O Super Bowl de 2024 não foi apenas um jogo de futebol; era uma vitrine publicitária dominada por empresas de inteligência artificial (IA). Aproximadamente um quarto dos 66 slots comerciais – cada um custando em média US$ 8 milhões por 30 segundos – apresentavam promoções relacionadas à IA, marcando uma mudança significativa na forma como as principais marcas estão gastando seu investimento em marketing. O evento deste ano contou com investimentos pesados de empresas de IA estabelecidas como OpenAI e Anthropic, ao lado de startups emergentes como Genspark e Base44. Até mesmo marcas de consumo estabelecidas, como a produtora de vodka Svedka, aproveitaram a IA em suas campanhas publicitárias.

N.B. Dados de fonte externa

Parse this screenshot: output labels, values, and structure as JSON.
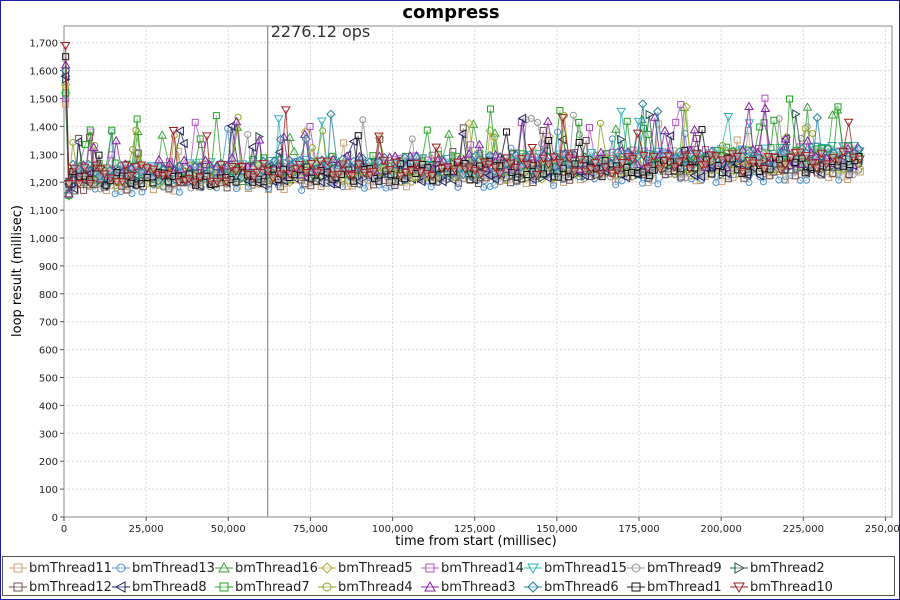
{
  "chart_data": {
    "type": "scatter",
    "title": "compress",
    "xlabel": "time from start (millisec)",
    "ylabel": "loop result (millisec)",
    "xlim": [
      0,
      252000
    ],
    "ylim": [
      0,
      1760
    ],
    "xticks": [
      0,
      25000,
      50000,
      75000,
      100000,
      125000,
      150000,
      175000,
      200000,
      225000,
      250000
    ],
    "yticks": [
      0,
      100,
      200,
      300,
      400,
      500,
      600,
      700,
      800,
      900,
      1000,
      1100,
      1200,
      1300,
      1400,
      1500,
      1600,
      1700
    ],
    "grid": true,
    "legend_position": "bottom",
    "annotation": {
      "x": 62000,
      "label": "2276.12 ops"
    },
    "x_end": 242000,
    "typical_range": [
      1190,
      1360
    ],
    "trend": "initial spike to ~1,500–1,690 at t≈1,000 ms, drops to ~1,150–1,220, then slowly rises to ~1,230–1,320 by 240,000 ms with occasional peaks near 1,400–1,540",
    "series": [
      {
        "name": "bmThread11",
        "marker": "square",
        "color": "#c8a070",
        "start": 1480,
        "base": 1195,
        "end_base": 1245
      },
      {
        "name": "bmThread13",
        "marker": "circle",
        "color": "#4a8fd0",
        "start": 1530,
        "base": 1190,
        "end_base": 1240
      },
      {
        "name": "bmThread16",
        "marker": "triangle-up",
        "color": "#3ca03c",
        "start": 1590,
        "base": 1220,
        "end_base": 1290
      },
      {
        "name": "bmThread5",
        "marker": "diamond",
        "color": "#b0b030",
        "start": 1550,
        "base": 1210,
        "end_base": 1270
      },
      {
        "name": "bmThread14",
        "marker": "square",
        "color": "#b050c0",
        "start": 1500,
        "base": 1230,
        "end_base": 1300
      },
      {
        "name": "bmThread15",
        "marker": "triangle-down",
        "color": "#30b0c0",
        "start": 1510,
        "base": 1225,
        "end_base": 1300
      },
      {
        "name": "bmThread9",
        "marker": "circle",
        "color": "#909090",
        "start": 1560,
        "base": 1205,
        "end_base": 1260
      },
      {
        "name": "bmThread2",
        "marker": "triangle-right",
        "color": "#205050",
        "start": 1570,
        "base": 1215,
        "end_base": 1270
      },
      {
        "name": "bmThread12",
        "marker": "square",
        "color": "#705050",
        "start": 1600,
        "base": 1200,
        "end_base": 1255
      },
      {
        "name": "bmThread8",
        "marker": "triangle-left",
        "color": "#202060",
        "start": 1580,
        "base": 1210,
        "end_base": 1265
      },
      {
        "name": "bmThread7",
        "marker": "square",
        "color": "#20a020",
        "start": 1520,
        "base": 1235,
        "end_base": 1305
      },
      {
        "name": "bmThread4",
        "marker": "circle",
        "color": "#90a020",
        "start": 1540,
        "base": 1220,
        "end_base": 1280
      },
      {
        "name": "bmThread3",
        "marker": "triangle-up",
        "color": "#8020a0",
        "start": 1620,
        "base": 1240,
        "end_base": 1295
      },
      {
        "name": "bmThread6",
        "marker": "diamond",
        "color": "#2080a0",
        "start": 1600,
        "base": 1230,
        "end_base": 1290
      },
      {
        "name": "bmThread1",
        "marker": "square",
        "color": "#101010",
        "start": 1650,
        "base": 1215,
        "end_base": 1270
      },
      {
        "name": "bmThread10",
        "marker": "triangle-down",
        "color": "#a02020",
        "start": 1690,
        "base": 1225,
        "end_base": 1280
      }
    ]
  }
}
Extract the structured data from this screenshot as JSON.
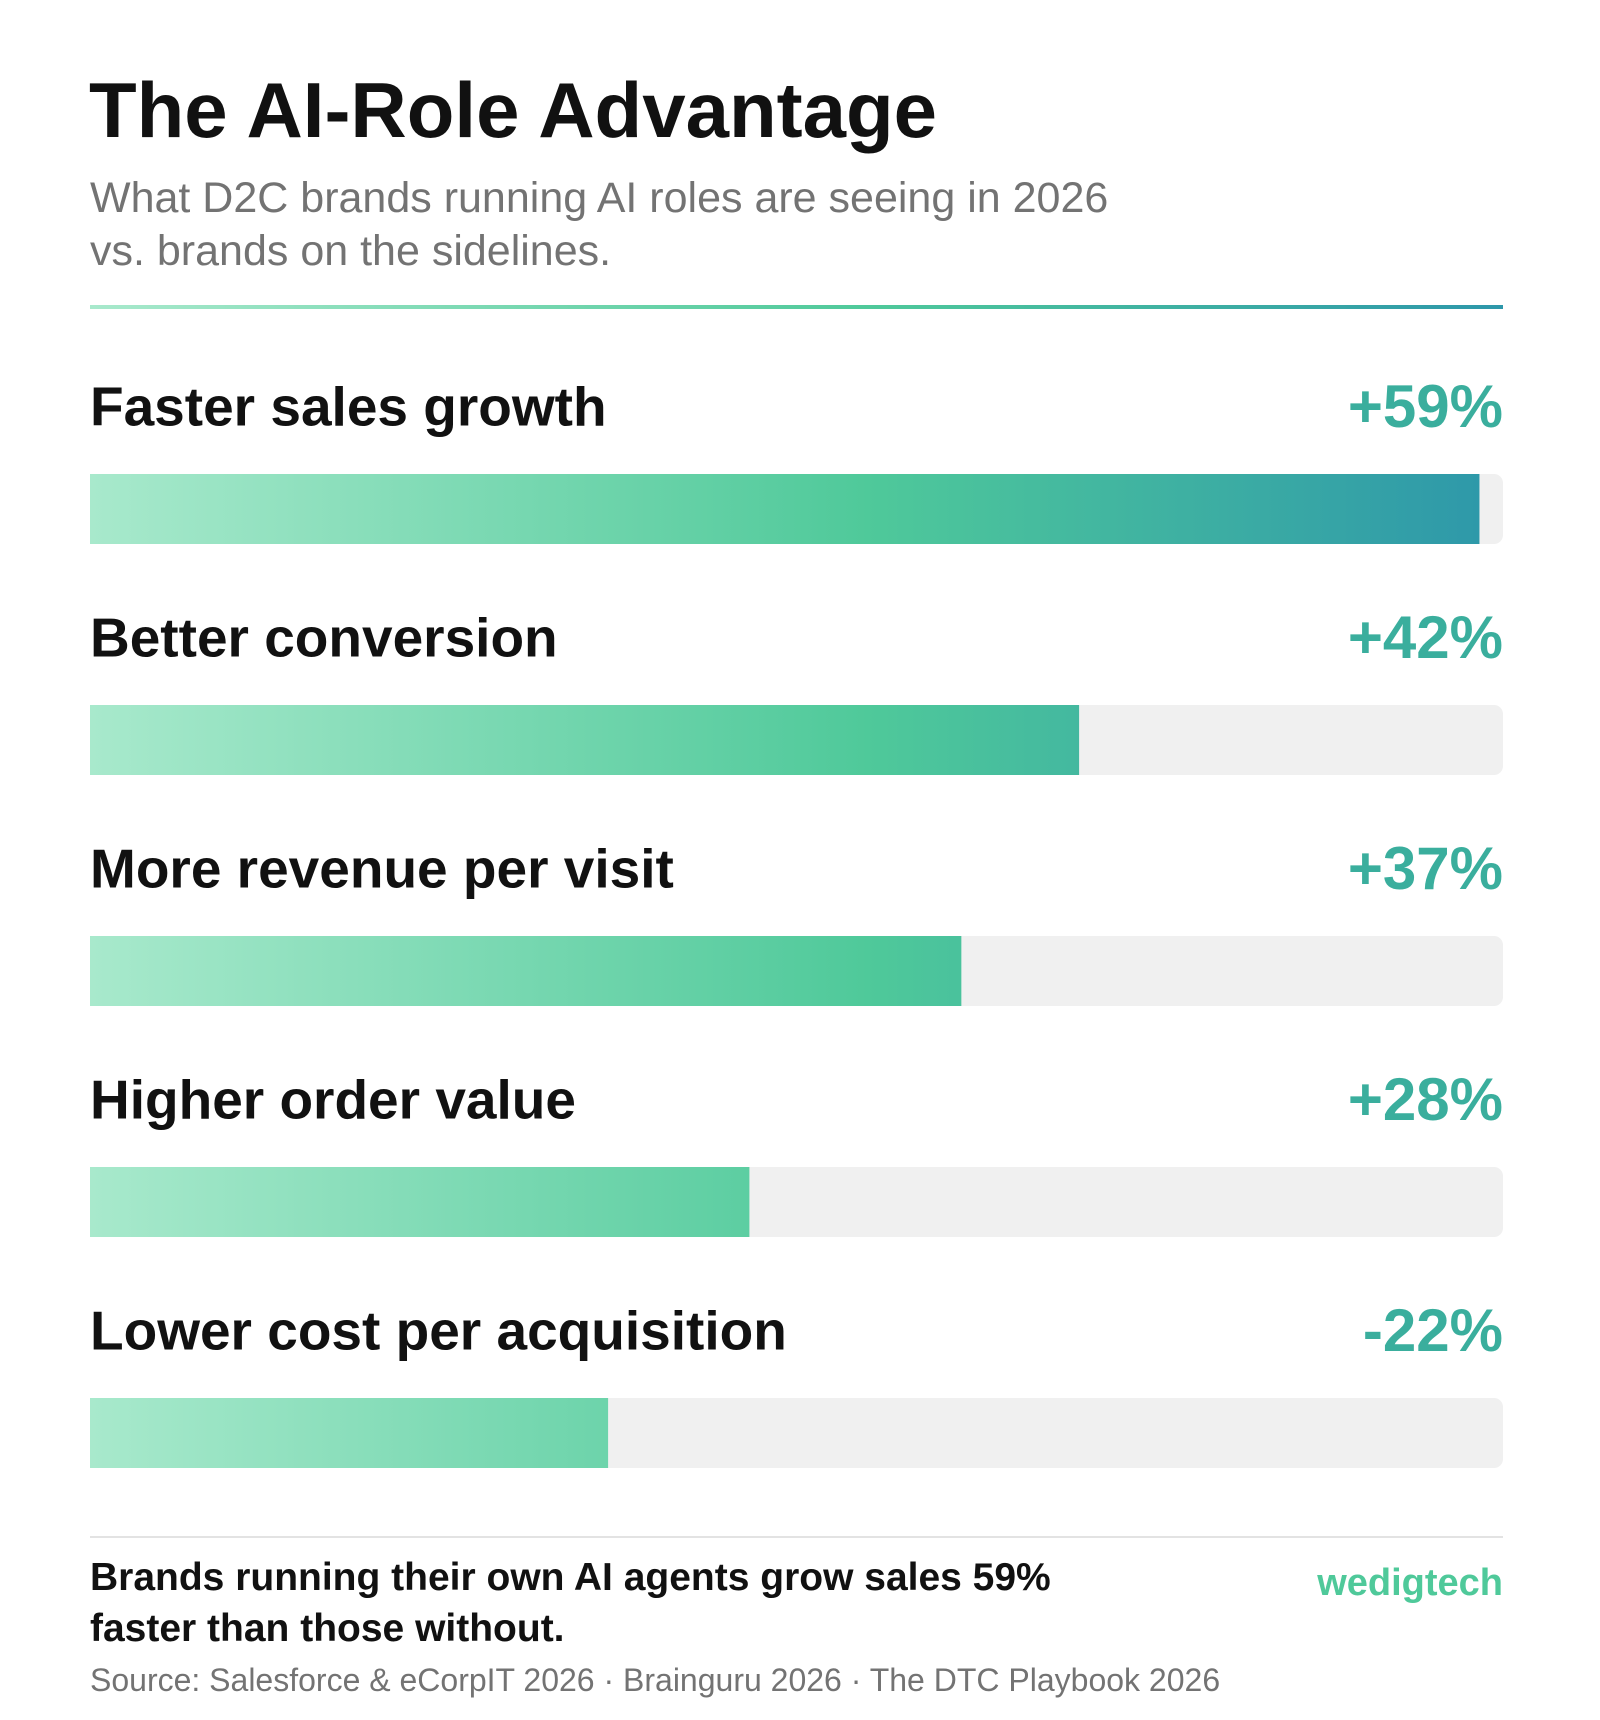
{
  "chart_data": {
    "type": "bar",
    "orientation": "horizontal",
    "title": "The AI-Role Advantage",
    "subtitle": "What D2C brands running AI roles are seeing in 2026 vs. brands on the sidelines.",
    "categories": [
      "Faster sales growth",
      "Better conversion",
      "More revenue per visit",
      "Higher order value",
      "Lower cost per acquisition"
    ],
    "values": [
      59,
      42,
      37,
      28,
      -22
    ],
    "value_labels": [
      "+59%",
      "+42%",
      "+37%",
      "+28%",
      "-22%"
    ],
    "xlim": [
      0,
      60
    ],
    "colors": [
      "#a8e9cc",
      "#4fc99a",
      "#2d97aa"
    ],
    "track_color": "#f0f0f0",
    "label_color": "#3aae9d",
    "footnote": "Brands running their own AI agents grow sales 59% faster than those without.",
    "brand": "wedigtech",
    "source": "Source: Salesforce & eCorpIT 2026 · Brainguru 2026 · The DTC Playbook 2026"
  }
}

A ascensão da IA nos gastos com marketing
Este impulso publicitário agressivo surge no meio de uma tendência mais ampla de investimento maciço em infra-estruturas de IA. Gigantes da tecnologia como Alphabet (Google), Microsoft, Amazon e Meta comprometeram-se colectivamente a gastar cerca de 650 mil milhões de dólares até 2026 em centros de dados e poder computacional para apoiar o seu desenvolvimento de IA. Os anúncios do Super Bowl refletem esse compromisso; não se trata apenas de vender produtos, mas de estabelecer a IA como a próxima grande onda tecnológica.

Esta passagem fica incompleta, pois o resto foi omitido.